"The Legend of the Gobblewonker" is the second episode of the animated television series Gravity Falls. The episode was directed by John Aoshima and written by Michael Rianda and series creator Alex Hirsch. The episode premiered on Disney Channel on June 29, 2012.

In "The Legend of the Gobblewonker", young twins Dipper (voiced by Jason Ritter) and Mabel Pines (Kristen Schaal) attempt to capture evidence of the "Gobblewonker", an urban legend believed by the town of Gravity Falls to be a myth. They are accompanied by Soos (Hirsch), leaving Dipper and Mabel's great-uncle "Grunkle" Stan (Hirsch) alone on a fishing trip. The episode introduces the character of Old Man McGucket (Hirsch), an eccentric and deranged hillbilly who resides in Gravity Falls.

Plot 
While having breakfast at the Mystery Shack with Mabel, Dipper comes across a monster photo contest with an award of a thousand dollars. Stan interrupts the pair to announce "family fun day", convincing the twins to hang out with him. However, Dipper and Mabel are dismayed when Stan reveals his intention for the family to go fishing. At the lake, Old Man McGucket appears and claims to have seen the "Gravity Falls Gobblewonker", a monster that lives on Scuttlebutt Island within the lake.

Although the town members, including McGucket's son, mistrust McGucket's claims and ridicule him, Dipper is encouraged to obtain a picture of the Gobblewonker so he and Mabel could win the contest and split the prize money. Mabel accepts, desiring to purchase a giant hamster ball. The twins leave Stan and journey towards Scuttlebutt Island, accompanied by Soos.

Dipper brings 17 cameras to ensure they obtain a picture of the Gobblewonker, but the number of cameras dwindles rapidly due to the team's carelessness. Arriving on Scuttlebutt Island, they approach a monstrous silhouette, only to discover a broken ship being chewed by a colony of beavers. However, the actual Gobblewonker then appears, and pursues the group. They manage escape to a cave, losing more of their cameras in the process. Dipper manages to capture pictures of the Gobblewonker, now stuck in the cave, with his last remaining camera. The "Gobblewonker" then malfunctions, revealing it to be a machine operated by McGucket. McGucket explains that he created the machine to attract attention, as he lacks time with his son. Meanwhile, Stan is irritated over the twins ditching him. He attempts unsuccessfully to meet new companions around the lake, but is rejected instead, leaving him frustrated.

The twins feel guilty about leaving Stan alone, and they rejoin him on his fishing trip.

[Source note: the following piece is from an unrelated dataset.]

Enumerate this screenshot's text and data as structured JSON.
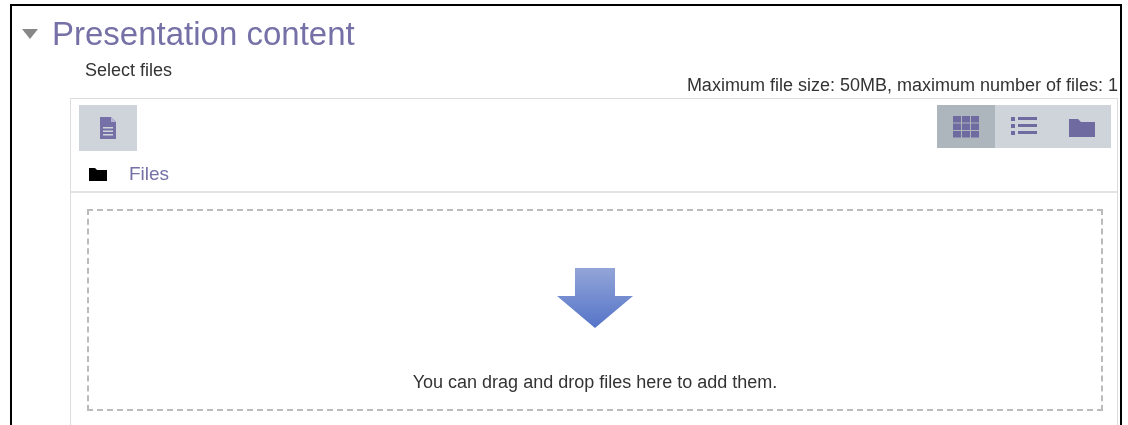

They use their last roll of film to record their fishing journey for the rest of the day.

Production and broadcasting 
"The Legend of the Gobblewonker" was written by series creator Alex Hirsch and writer Michael Rianda. It was directed by John Aoshima. The episode premiered on Disney Channel in the United States on June 29, 2012. The episode was watched by 3.14 million viewers on its premiere night.

On the Disney Channel website, the episode's title is shortened to "The Gobblewonker."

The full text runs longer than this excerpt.